THOSE who may remember Len Howard's remarkable book Birds As Individuals, which came out in 1952 (Collins, London), will be happy to read her latest book Living With Birds. Whether or not Miss Howard is a genius - if genius means an imaginative capacity to associate apparently unrelated observations and an infinite capacity for taking pains - only time will tell. But certainly she is an intensely original observer, obsessed with the nature of bird personality and gifted with an amazing talent for gaining the confidence of birds. This new book is fully as fascinating as her first one.
Michael Barrett in The Reward (Farrar, Straus) has written an absorbing story of greed. The setting is the Argentine desert. The plot concerns an Englishman named Neale, badly in need of money, who betrays a former Oxford friend wanted for kidnapping and murder and for whom there is a huge reward. The minor characters are all plausibly drawn. The story has tension, works up to a fine end, and there is plenty of action, excitement and atmosphere. This will undoubtedly make a powerful movie.
If you are interested in American history, I can recommend J. Franklin Jameson's The American Revolution Considered as a Social Movement. With an introduction by Arthur M. Schlesinger, it is reprinted by the Beacon Press for only 85 cents. "Stands as a landmark in recent American historiography, a slender but unmistakable signpost, pointing a new direction for historical research and interpretation."
Sir Harold Nicholson, well-known British scholar, diplomat, Labour M.P., BBC commentator, historian and literary critic, has written an urbane, highly civilized, suave and entertaining book called Good Behaviour. It studies the manners of twelve civilizations from early Chinese through Greek, Roman and the Middle Ages to the present. His comments on the United States are perhaps a trifle condescending, but on the whole are true, tolerant and witty. I wish this could be required reading for all the ill-mannered students (and grown-ups, too, for that matter) in America. Whatever our age may be called later on, it will never be called - and this is a pity - the age of good manners. Doubleday is the publisher.

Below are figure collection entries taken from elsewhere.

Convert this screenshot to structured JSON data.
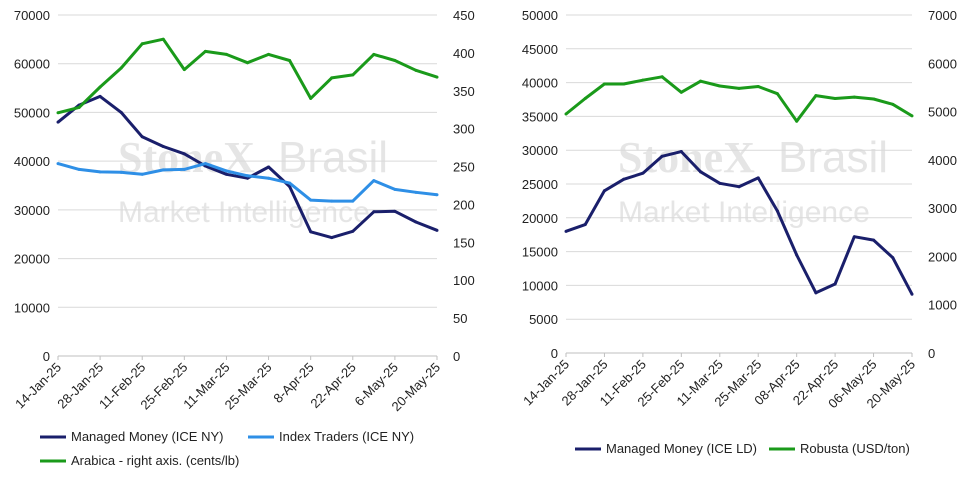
{
  "watermark": {
    "brand": "StoneX",
    "brand_suffix": "Brasil",
    "subtitle": "Market Intelligence"
  },
  "colors": {
    "managed_ny": "#1a1f6b",
    "index": "#2e8fe6",
    "arabica": "#1a9a1a",
    "managed_ld": "#1a1f6b",
    "robusta": "#1a9a1a",
    "grid": "#d9d9d9"
  },
  "chart_data": [
    {
      "type": "line",
      "categories": [
        "14-Jan-25",
        "21-Jan-25",
        "28-Jan-25",
        "4-Feb-25",
        "11-Feb-25",
        "18-Feb-25",
        "25-Feb-25",
        "4-Mar-25",
        "11-Mar-25",
        "18-Mar-25",
        "25-Mar-25",
        "1-Apr-25",
        "8-Apr-25",
        "15-Apr-25",
        "22-Apr-25",
        "29-Apr-25",
        "6-May-25",
        "13-May-25",
        "20-May-25"
      ],
      "x_tick_labels": [
        "14-Jan-25",
        "28-Jan-25",
        "11-Feb-25",
        "25-Feb-25",
        "11-Mar-25",
        "25-Mar-25",
        "8-Apr-25",
        "22-Apr-25",
        "6-May-25",
        "20-May-25"
      ],
      "y_ticks_left": [
        "0",
        "10000",
        "20000",
        "30000",
        "40000",
        "50000",
        "60000",
        "70000"
      ],
      "y_ticks_right": [
        "0",
        "50",
        "100",
        "150",
        "200",
        "250",
        "300",
        "350",
        "400",
        "450"
      ],
      "ylim_left": [
        0,
        70000
      ],
      "ylim_right": [
        0,
        450
      ],
      "grid": "horizontal",
      "series": [
        {
          "name": "Managed Money (ICE NY)",
          "axis": "left",
          "color": "#1a1f6b",
          "values": [
            48000,
            51500,
            53300,
            50000,
            45000,
            43000,
            41500,
            39000,
            37300,
            36500,
            38800,
            34800,
            25500,
            24300,
            25600,
            29600,
            29700,
            27500,
            25800
          ]
        },
        {
          "name": "Index Traders (ICE NY)",
          "axis": "left",
          "color": "#2e8fe6",
          "values": [
            39500,
            38300,
            37800,
            37700,
            37300,
            38200,
            38300,
            39500,
            38000,
            37000,
            36500,
            35500,
            32000,
            31800,
            31800,
            36000,
            34200,
            33600,
            33100
          ]
        },
        {
          "name": "Arabica - right axis. (cents/lb)",
          "axis": "right",
          "color": "#1a9a1a",
          "values": [
            321,
            328,
            355,
            380,
            412,
            418,
            378,
            402,
            398,
            387,
            398,
            390,
            340,
            367,
            371,
            398,
            390,
            377,
            368
          ]
        }
      ],
      "legend": {
        "placement": "bottom",
        "items": [
          "Managed Money (ICE NY)",
          "Index Traders (ICE NY)",
          "Arabica - right axis. (cents/lb)"
        ]
      }
    },
    {
      "type": "line",
      "categories": [
        "14-Jan-25",
        "21-Jan-25",
        "28-Jan-25",
        "4-Feb-25",
        "11-Feb-25",
        "18-Feb-25",
        "25-Feb-25",
        "4-Mar-25",
        "11-Mar-25",
        "18-Mar-25",
        "25-Mar-25",
        "1-Apr-25",
        "08-Apr-25",
        "15-Apr-25",
        "22-Apr-25",
        "29-Apr-25",
        "06-May-25",
        "13-May-25",
        "20-May-25"
      ],
      "x_tick_labels": [
        "14-Jan-25",
        "28-Jan-25",
        "11-Feb-25",
        "25-Feb-25",
        "11-Mar-25",
        "25-Mar-25",
        "08-Apr-25",
        "22-Apr-25",
        "06-May-25",
        "20-May-25"
      ],
      "y_ticks_left": [
        "0",
        "5000",
        "10000",
        "15000",
        "20000",
        "25000",
        "30000",
        "35000",
        "40000",
        "45000",
        "50000"
      ],
      "y_ticks_right": [
        "0",
        "1000",
        "2000",
        "3000",
        "4000",
        "5000",
        "6000",
        "7000"
      ],
      "ylim_left": [
        0,
        50000
      ],
      "ylim_right": [
        0,
        7000
      ],
      "grid": "horizontal",
      "series": [
        {
          "name": "Managed Money (ICE LD)",
          "axis": "left",
          "color": "#1a1f6b",
          "values": [
            18000,
            19000,
            24000,
            25700,
            26600,
            29100,
            29800,
            26800,
            25100,
            24600,
            25900,
            21000,
            14500,
            8900,
            10200,
            17200,
            16700,
            14100,
            8700
          ]
        },
        {
          "name": "Robusta (USD/ton)",
          "axis": "right",
          "color": "#1a9a1a",
          "values": [
            4950,
            5270,
            5570,
            5570,
            5650,
            5720,
            5400,
            5630,
            5530,
            5480,
            5520,
            5370,
            4800,
            5330,
            5270,
            5300,
            5260,
            5150,
            4910
          ]
        }
      ],
      "legend": {
        "placement": "bottom",
        "items": [
          "Managed Money (ICE LD)",
          "Robusta (USD/ton)"
        ]
      }
    }
  ]
}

The book which makes Thoreau most real and alive for the contemporary reader is Henry Beetle Hough's Thoreauof Walden, published by Simon and Schuster. Easy to read, it contained, at least for me, new information, as well as a sympathetic understanding of that great nineteenth century figure whose stature was never greater than now. Highly recommended.

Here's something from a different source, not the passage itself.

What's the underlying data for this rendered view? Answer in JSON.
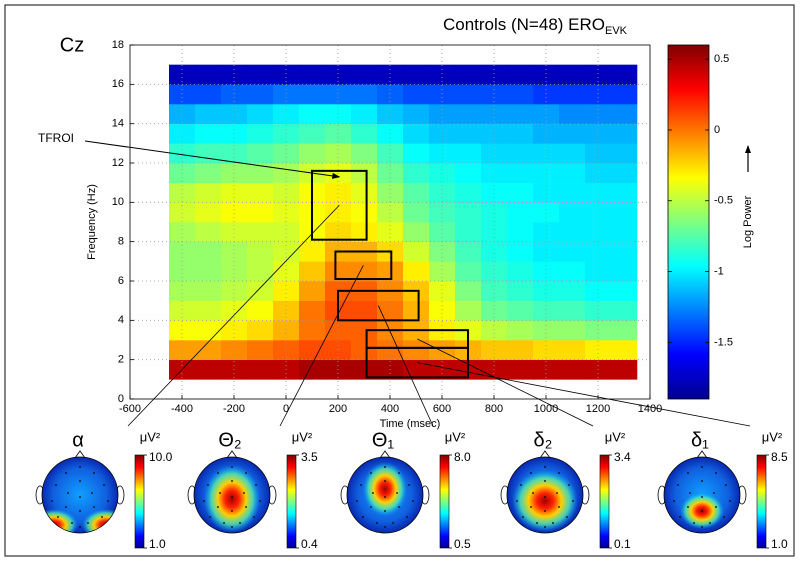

One of our most enlightened political commentators is Richard H. Rovere. In The Eisenhower Years: Affairs of State,1950-1956 he collects together some forty articles which appeared in The NewYorker, The Reporter, etc. They are stimulating, thought-provoking and enlightening. Highly recommended. The publisher is Farrar, Straus, Cudahy.

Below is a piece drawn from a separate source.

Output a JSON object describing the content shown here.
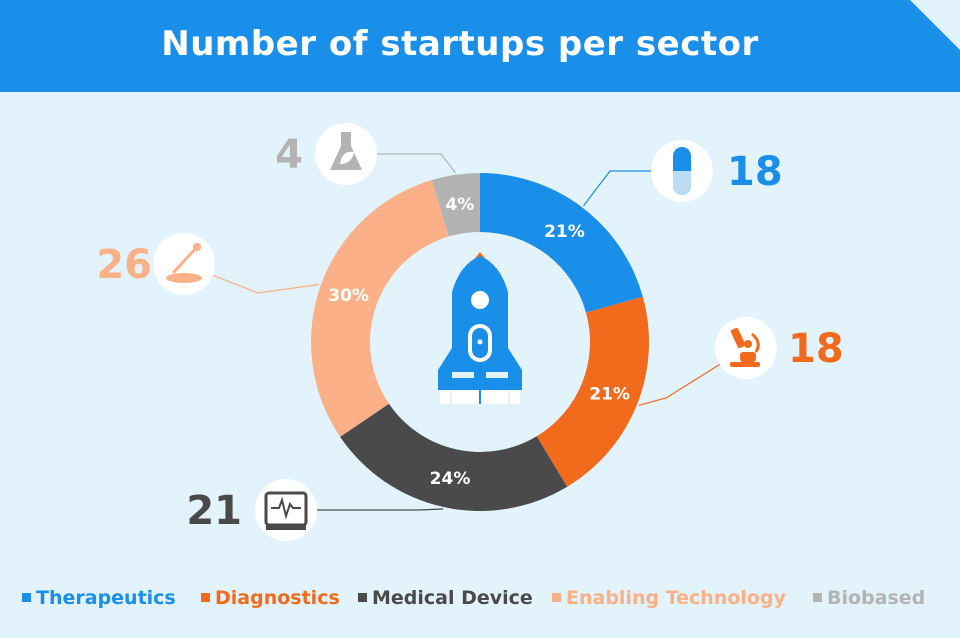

Books which tell about Arabia, its people, and Arabian nationalism have long fascinated me. I append a list if you want to learn some of the facts of life about the Middle East and its present crisis.
Richard Sanger: The Arabian Peninsula (Cornell, 1954).
H.R.P. Dickson: The Arab of the Desert (Allen and Unwin).
H. St. John Philby: Arabian Highlands (Cornell), Arabian Days (Robert Hale), Arabian Jubilee (Robert Hale).
Bertram Thomas: The Arabs (Doubleday), Arabia Felix (Jonathan Cape).
Freya Stark: A Winter in Arabia (Murray), The Arab Island (Knopf), East IsWest (Murray).
Charles M. Doughty: Arabia Deserta (now an Anchor Book).
Gertrude Bell: Letters of Gertrude Bell (Benn).
T.E. Lawrence: Seven Pillars of Wisdom (Doubleday).
Kent Cooper began writing for newspapers sixty years ago and has been for the past quarter of a century the head of The Associated Press. In his newest book The Right to Know he gives an exposition of the evils of government news suppression and propaganda in peace-time and political censorship in war-time. This is a well-informed, courageous book, filled with fresh insights and little-known facts, and interspersed with anecdotes and quick sketches of famous personages.